GIs Remember

Harold Wahl - Gunskirchen


Harold Wahl, from the New York area, was working as an accountant during the day and going to college at night when he was called into military service in August 1942. He was sent to Europe late in 1944 as a replacement in the 71st Infantry Division, serving in several campaigns in a cannon company of the 66th Infantry Regiment.

"Toward the latter part of the war, we were proceeding down a narrow road in Austria when we came upon an RAF prisoner of war camp that we liberated. A little further down that road we came across a concentration camp (Gunskirchen), with Jewish prisoners all in blue and white striped uniforms. I spoke Yiddish to some of them.

Right after we broke down the gates and fences that enclosed the Gunskirchen camp, we gave the survivors our rations. Our column took a lunch break, and after we ate we threw away what we did not eat. These poor souls had to be driven away from our garbage because they, were scooping up whatever edibles they could lay their hands on. Suddenly there was confusion and tumult. Our medics took the clothes off the survivors, and dusted them with DDT powder because they were full of lice.

After the war we went back to Dillingen, Germany, where I observed my first Rosh Hashanah and Yom Kippur in Augsburg. Services were conducted in an imposing stone synagogue that the Germans had used as a stable.

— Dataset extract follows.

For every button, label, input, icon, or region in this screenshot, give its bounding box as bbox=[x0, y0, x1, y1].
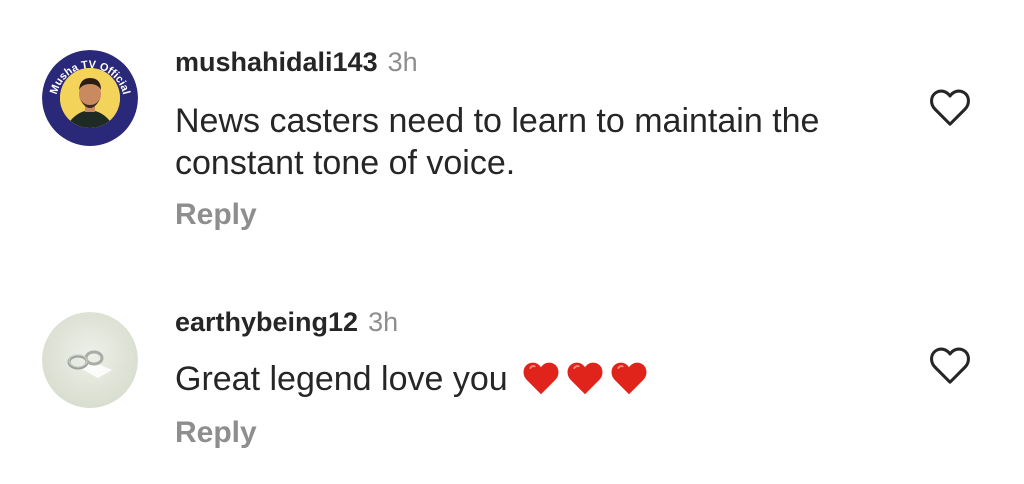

Later on we were stationed in Garmisch where there was a large group of Jewish DPs whom we befriended. Most came from Poland. For a time the Army used them as interpreters, kitchen help, and as expediters in matters between us and the German civilian population. This soon came to a halt by Army directive.

We provided the DPs with rations to supplement their food supply. When the time came for me to go home I gave away all the canned goods I had managed to squirrel away from the packages my mother and wife had sent me.

I do not know what happened to these DPs but I do know that they did not want to return to their countries of origin. From my conversations with them, the United States represented their future.

I have strong feelings about what happened in World War II. The Holocaust was the most shameful event in world history."